The price of college is too damn high.
In fact, the price of higher education today is so astronomically outrageous that it would take an incoming freshman nearly 20 years to pay off a bachelor’s degree — and even longer if they pursued a masters or a Ph.D., according to one study.
Year over year, the cost of higher education continues to rise, with the current average cost of a four-year university reaching over $104,000. By comparison, a degree in 1989 cost around $26,000 ($53,000, if you adjust for inflation). Meanwhile, wages have stayed relatively stagnant, meaning the cost of higher education requires an increasing amount of students to take out student loans to cover tuition, housing, and general costs of living. To date, the student-loan debt in the United States is $1.53 trillion among an estimated 44.7 million people.
“Repaying student loans is by far one of the most oppressive obstacles young Americans face in our country today,” Ally Bernstein, a student debt lobbyist for the Association of Young Americans (AYA), tells Teen Vogue.
“Fortunately, despite the many issues Democrats and Republicans don’t see eye to eye about, there is one thing on which our elected officials do agree: Something must be done about the high cost of college and [student debt],” she says.
AYA, who Berstein lobbies for, is a nonpartisan membership organization that focuses on giving young people a voice in political decisions and increasing youth political engagement.
According to Bernstein, more students are taking on “insurmountable debt with high interest rates” in an effort to secure a college degree, thus leaving them unable to save for retirement, invest in home ownership, pay for quality health care, or qualify for an apartment without a guarantor. The debt, she emphasizes, delays major life events like marriage and starting a family.

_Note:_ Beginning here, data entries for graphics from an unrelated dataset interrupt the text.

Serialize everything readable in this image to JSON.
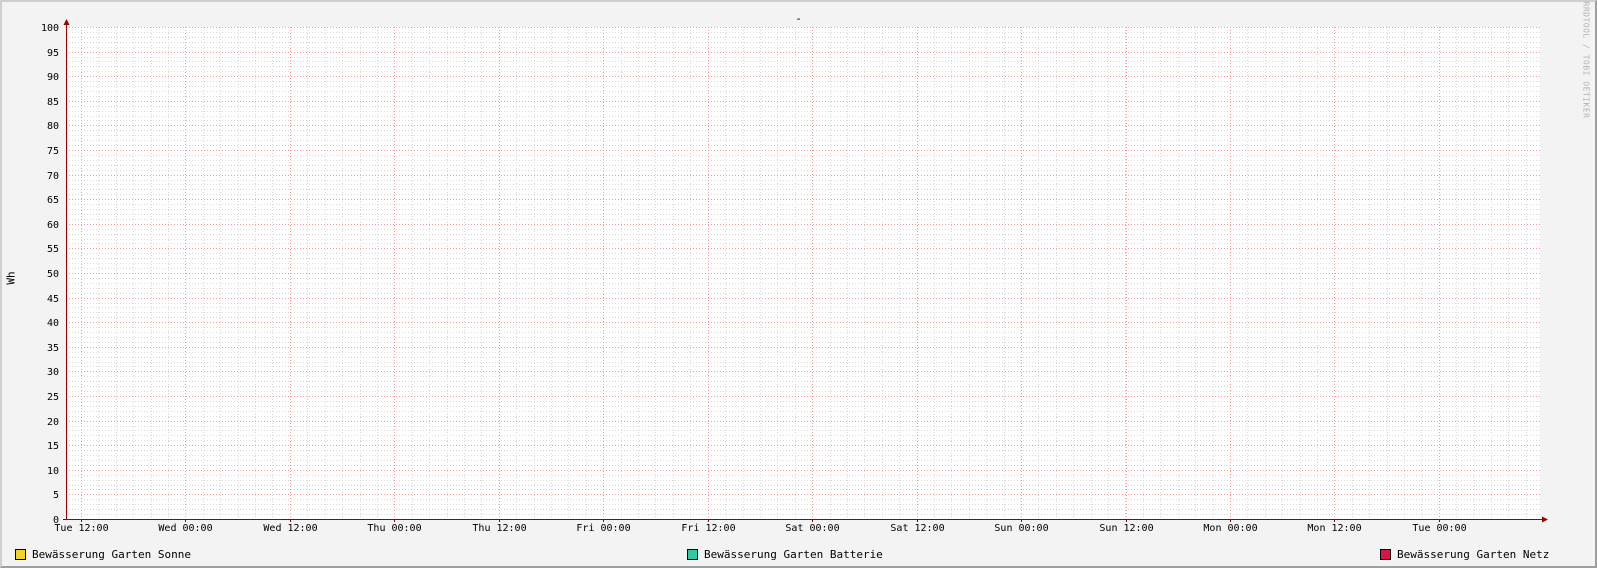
{
  "chart_data": {
    "type": "line",
    "title": "-",
    "xlabel": "",
    "ylabel": "Wh",
    "ylim": [
      0,
      100
    ],
    "y_ticks": [
      0,
      5,
      10,
      15,
      20,
      25,
      30,
      35,
      40,
      45,
      50,
      55,
      60,
      65,
      70,
      75,
      80,
      85,
      90,
      95,
      100
    ],
    "x_ticks": [
      "Tue 12:00",
      "Wed 00:00",
      "Wed 12:00",
      "Thu 00:00",
      "Thu 12:00",
      "Fri 00:00",
      "Fri 12:00",
      "Sat 00:00",
      "Sat 12:00",
      "Sun 00:00",
      "Sun 12:00",
      "Mon 00:00",
      "Mon 12:00",
      "Tue 00:00"
    ],
    "grid": true,
    "legend_position": "bottom",
    "series": [
      {
        "name": "Bewässerung Garten Sonne",
        "color": "#f2d22b",
        "values": []
      },
      {
        "name": "Bewässerung Garten Batterie",
        "color": "#2ec9a0",
        "values": []
      },
      {
        "name": "Bewässerung Garten Netz",
        "color": "#e0104a",
        "values": []
      }
    ]
  },
  "watermark": "RRDTOOL / TOBI OETIKER",
  "colors": {
    "major_grid": "#ff9a9a",
    "minor_grid": "#d9d9d9",
    "axis": "#9b0000"
  }
}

With a commitment to tackling the student-debt crisis, Bernstein says the ideological differences regarding affordability and whether or not policies should “cut, boost, or consolidate federal grants and loan programs” are one reason Congress has yet to act on a solution
Bernstein notes that while legislation that would make college more affordable and alleviate student debt has not yet been introduced this session, both the House and the Senate are working on rewrites of the Higher Education Opportunity Act.
In the meantime, Bernstein recommends that young people pay attention to the stand-alone higher-education bills entering Congress this year. Many, she notes, address specific issues regarding affordable education and debt relief.
A bipartisan bill that was introduced in both chambers of Congress by Senator Bill Cassidy (R-LA) and Senator Elizabeth Warren (D-MA) on March 14, 2019, the CTA legislation would establish a postsecondary student data system to provide better data and information about college patterns, post-collegiate outcomes, higher-education costs, and financial aid. The idea of transparency would allow for institutional improvement and a detailed analysis of Federal aid programs. The bill currently has bipartisan support, with 19 cosponsors in the Senate.
“If passed, the legislation would overturn a ban on a federal data system to track employment and graduation outcomes of college students,” Bernstein explains, referencing a federal data system ban implemented in 2008 with the reauthorization of the Higher Education Opportunity Act, which meant colleges had to report data only at an institutional level, not providing more-targeted evaluations.
“The CTA would ensure accurate reporting on student outcomes such as enrollment, completion, and post-college success across colleges and majors. In order to protect student privacy, the bill bans the sale of the data, prohibits access by law enforcement, and limits the use of personally identifiable information.”